(Kitco News) – Bitcoin (BTC) and the broader crypto market trended lower in early trading on Thursday after the latest jobless claims report came in below expectations.
The U.S. economy saw 215,000 new claims for unemployment insurance, coming in below the 220,000 expected and 222,0000 the week prior.
While fewer people losing their jobs is considered a good thing by many, in the eyes of investors, it's a sign that the economy has gotten stronger, which diminishes the chances of an interest rate cut coming anytime soon.
Adding to the concern of ‘higher for longer interest rates’ was Wednesday's release of the minutes from the most recent Federal Open Market Committee (FOMC) meeting; multiple Fed officials indicated they were ready to keep rates elevated for as long as it takes to bring inflation down, with some even signaling a willingness to hike rates.
Both the DXY and U.S. 10-year Treasury yield spiked higher on Thursday at the threat of interest rate hikes, which put pressure on all financial markets, from cryptos to gold and silver.
“Bitcoin has pulled back by over 3% towards an intraday support level of 67,700, as anticipated,” said analysts at Secure Digital Markets. “Should the support around 67,000 fail to hold, we could see a decline towards 65,000, which aligns with the 50-day moving average.”

BTC/USD Chart by TradingView
But behind the scenes, the outlook for BTC from an exchange-traded fund (ETF) perspective continues to improve as U.S. ETF “holdings have reached a new record of over 850,000 BTC in custody, surpassing the previous high of 845,000 BTC from early April,” the analysts said. “Yesterday alone, the market saw another influx totaling $154 million.”

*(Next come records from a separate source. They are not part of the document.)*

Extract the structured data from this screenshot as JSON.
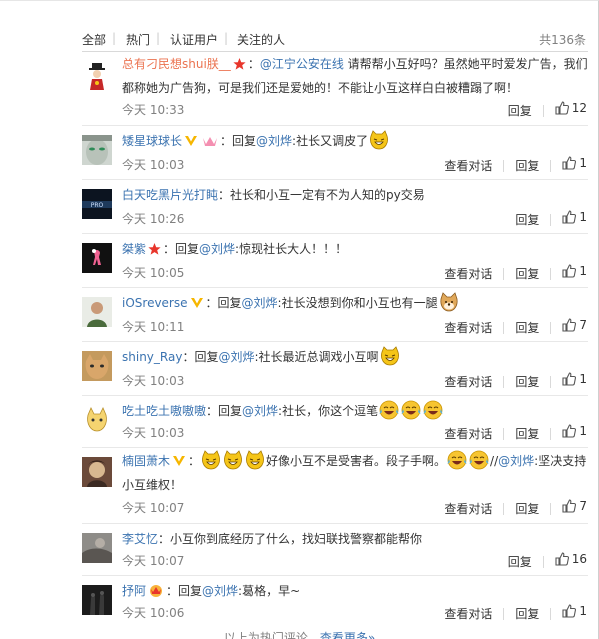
{
  "filter": {
    "tabs": [
      "全部",
      "热门",
      "认证用户",
      "关注的人"
    ],
    "total": "共136条"
  },
  "actions": {
    "reply": "回复",
    "view_dialog": "查看对话"
  },
  "comments": [
    {
      "user": "总有刁民想shui朕__",
      "text_parts": [
        "：",
        "@江宁公安在线",
        " 请帮帮小互好吗？虽然她平时爱发广告，我们都称她为广告狗，可是我们还是爱她的！不能让小互这样白白被糟蹋了啊！"
      ],
      "time": "今天 10:33",
      "likes": "12"
    },
    {
      "user": "矮星球球长",
      "reply_prefix": "：回复",
      "mention": "@刘烨",
      "text": ":社长又调皮了",
      "time": "今天 10:03",
      "likes": "1"
    },
    {
      "user": "白天吃黑片光打盹",
      "text": "：社长和小互一定有不为人知的py交易",
      "time": "今天 10:26",
      "likes": "1"
    },
    {
      "user": "桀紫",
      "reply_prefix": "：回复",
      "mention": "@刘烨",
      "text": ":惊现社长大人！！！",
      "time": "今天 10:05",
      "likes": "1"
    },
    {
      "user": "iOSreverse",
      "reply_prefix": "：回复",
      "mention": "@刘烨",
      "text": ":社长没想到你和小互也有一腿",
      "time": "今天 10:11",
      "likes": "7"
    },
    {
      "user": "shiny_Ray",
      "reply_prefix": "：回复",
      "mention": "@刘烨",
      "text": ":社长最近总调戏小互啊",
      "time": "今天 10:03",
      "likes": "1"
    },
    {
      "user": "吃土吃土嗷嗷嗷",
      "reply_prefix": "：回复",
      "mention": "@刘烨",
      "text": ":社长，你这个逗笔",
      "time": "今天 10:03",
      "likes": "1"
    },
    {
      "user": "楠固萧木",
      "text_a": "好像小互不是受害者。段子手啊。",
      "slash": "//",
      "mention": "@刘烨",
      "text_b": ":坚决支持小互维权！",
      "time": "今天 10:07",
      "likes": "7"
    },
    {
      "user": "李艾忆",
      "text": "：小互你到底经历了什么，找妇联找警察都能帮你",
      "time": "今天 10:07",
      "likes": "16"
    },
    {
      "user": "抒阿",
      "reply_prefix": "：回复",
      "mention": "@刘烨",
      "text": ":葛格，早~",
      "time": "今天 10:06",
      "likes": "1"
    }
  ],
  "footer": {
    "text": "以上为热门评论，",
    "more": "查看更多»"
  },
  "colors": {
    "username": "#eb7350",
    "link": "#3b73b0",
    "muted": "#808080",
    "badge_red": "#e8352b",
    "vip_gold": "#f6b600"
  }
}
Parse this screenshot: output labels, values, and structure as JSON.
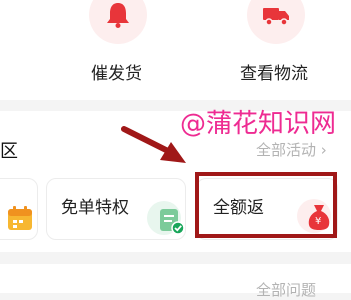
{
  "order_actions": [
    {
      "label": "催发货",
      "icon": "bell-icon"
    },
    {
      "label": "查看物流",
      "icon": "truck-icon"
    }
  ],
  "section": {
    "title_partial": "区",
    "all_link": "全部活动"
  },
  "cards": [
    {
      "label": "免单特权",
      "icon": "document-check-icon"
    },
    {
      "label": "全额返",
      "icon": "money-bag-icon",
      "icon_text": "¥"
    }
  ],
  "watermark": "@蒲花知识网",
  "bottom": {
    "all_link_partial": "全部问题"
  },
  "colors": {
    "accent": "#e8353a",
    "annotation": "#a01818",
    "watermark": "#ee2b92"
  }
}
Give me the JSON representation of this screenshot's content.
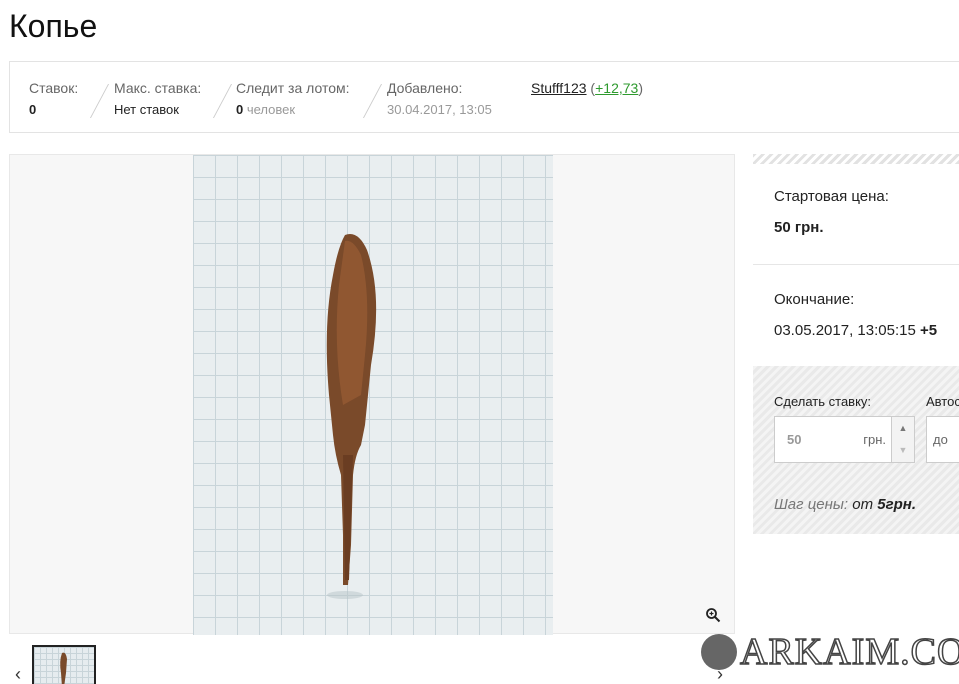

The main story capturing the attention of crypto watchers is spot Ethereum (ETH) ETFs, with industry experts now expecting imminent approval by the Securities and Exchange Commission (SEC) after most analysts gave the changes of approval less than 25% as recently as Monday.
“The potential approval of an Ether spot ETF would be groundbreaking, as it would mark the first non-bitcoin digital asset to be classified as a commodity,” Secure Digital Markets said. “This raises the possibility that Solana could follow a similar path. While the ETH spot ETF 19b-4 filings are likely to receive approval this week, the S-1 filings are not expected to be effective for several weeks to months, indicating no ETH spot vehicles until this summer.”
As a result of the hype and focus on Ether, “ETH has outperformed BTC by 5% over the past 24 hours,” they added.

ETHBTC Chart by TradingView
While crypto prices are struggling in the face of mounting economic headwinds, the industry has seen a streak of positive developments, with the latest being the approval of the Financial Innovation and Technology for the 21st Century Act (FIT21) in the U.S. House of Representatives.
“The crypto industry achieved its most significant U.S. policy victory on Wednesday when the House of Representatives passed a comprehensive bill to regulate digital asset markets with a 279-136 vote, gaining bipartisan support,” Secure Digital Markets said. “FIT21 marks the first major crypto bill to clear one of Congress's chambers. The bill now heads to the U.S. Senate, where its future remains uncertain due to the lack of a counterpart bill.”
As for the stock market, “stock futures rose on Thursday as Wall Street digested the latest quarterly results from market leader Nvidia,” the analysts noted. “Nvidia shares soared 6% in extended trading, surpassing $1,000 for the first time, reflecting strong AI demand as its revenue more than tripled in the fiscal first quarter, with its data center business growing by over 400% year-over-year.”
But the positive developments for Nvidia have been overshadowed by comments from JPMorgan Chase Chair and CEO Jamie Dimon, who cautioned that a "hard landing" for the U.S. economy cannot be ruled out.
“He told CNBC that the worst outcome could be a ‘stagflation’ scenario, characterized by rising inflation and slowing growth amid high unemployment,” the analyst said. “Dimon also noted that interest rates might still increase ‘a little bit.’”
At the time of writing, Bitcoin trades at $67,960, a decrease of 3.5% on the 24-hour chart. The S&P and Nasdaq are up 0.27% and 0.85%, respectively, while the Dow is down 0.64%.